Charter schools are new kinds of government schools that operate as schools-of-choice. Unlike traditional government schools, no students are assigned to charter schools on the basis of the neighborhoods in which they live. Charter schools rely solely on voluntary choice for their enrollment. Charter schools receive government funding based upon the number of students they are able to attract, not based on local property taxes or other revenue streams. If charter schools do not attract students, they do not receive funding.
In general, charter schools can be defined simply as government-sponsored autonomous schools, substantially deregulated and free of direct administrative control by the government. The essential idea behind charter schools is to grant educational professionals and others greater freedom to create and operate their own schools in exchange for their agreement to be held directly accountable for their performance. Charter schools are designed to provide educators greater managerial freedom than that which is enjoyed in district-sponsored schools-of-choice and to give parents a much greater choice among government schools.
In their most uncompromised form, charter schools operate as independent government schools with control of their own budgets and staffing. Non-educators as well as educators can create them, or they can be conversions of existing government or private schools. They are authorized via a charter by governmental authorities such as school districts, public universities, or the state board of education.
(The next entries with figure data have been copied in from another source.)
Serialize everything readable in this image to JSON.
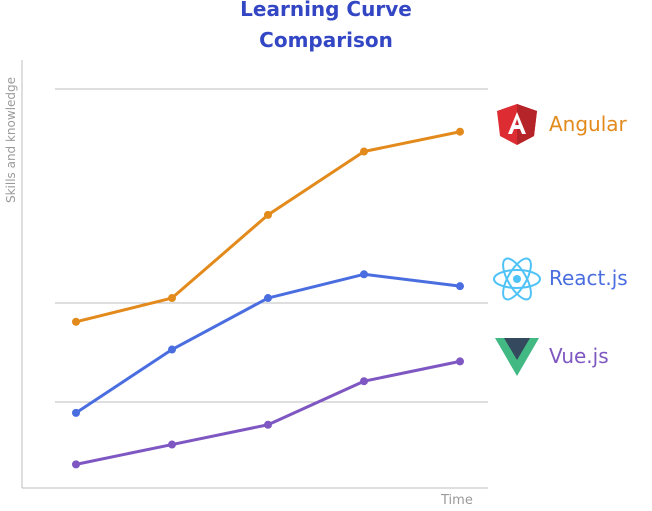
{
  "chart_data": {
    "type": "line",
    "title": "Learning Curve Comparison",
    "title_lines": [
      "Learning Curve",
      "Comparison"
    ],
    "xlabel": "Time",
    "ylabel": "Skills and knowledge",
    "x": [
      1,
      2,
      3,
      4,
      5
    ],
    "ylim": [
      0,
      100
    ],
    "grid": true,
    "legend_placement": "right",
    "series": [
      {
        "name": "Angular",
        "color": "#e38a1c",
        "icon": "angular-logo-icon",
        "values": [
          45,
          51,
          72,
          88,
          93
        ]
      },
      {
        "name": "React.js",
        "color": "#4a6ee0",
        "icon": "react-logo-icon",
        "values": [
          22,
          38,
          51,
          57,
          54
        ]
      },
      {
        "name": "Vue.js",
        "color": "#7e57c2",
        "icon": "vue-logo-icon",
        "values": [
          9,
          14,
          19,
          30,
          35
        ]
      }
    ]
  }
}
A charter is, in effect, a performance-based contract: If the school does not perform up to the academic standards outlined in its charter, the charter can be revoked by the authorizing governmental body. Generally, these standards are at least as stringent as those that apply to all district-operated government schools.
Charter schools are typically exempt from some rules and regulations that apply to district-operated schools, not including those pertaining to health and safety, public accountability, and non-discrimination. Generally, however, charter schools cannot be selective in their admissions policies beyond any means used by traditional government schools.
Charter schools generally receive no government funding for start-up expenses or for their physical facilities, nor can they charge tuition. As a result, charter schools must raise voluntary private resources in order to be established.
Charter schools have been described as government schools "operating in a private school environment." Charter schools have similarities to private schools such as their level of autonomy and their incentives to satisfy parents and attract students. But they depend on government for their funding and their legal authorization.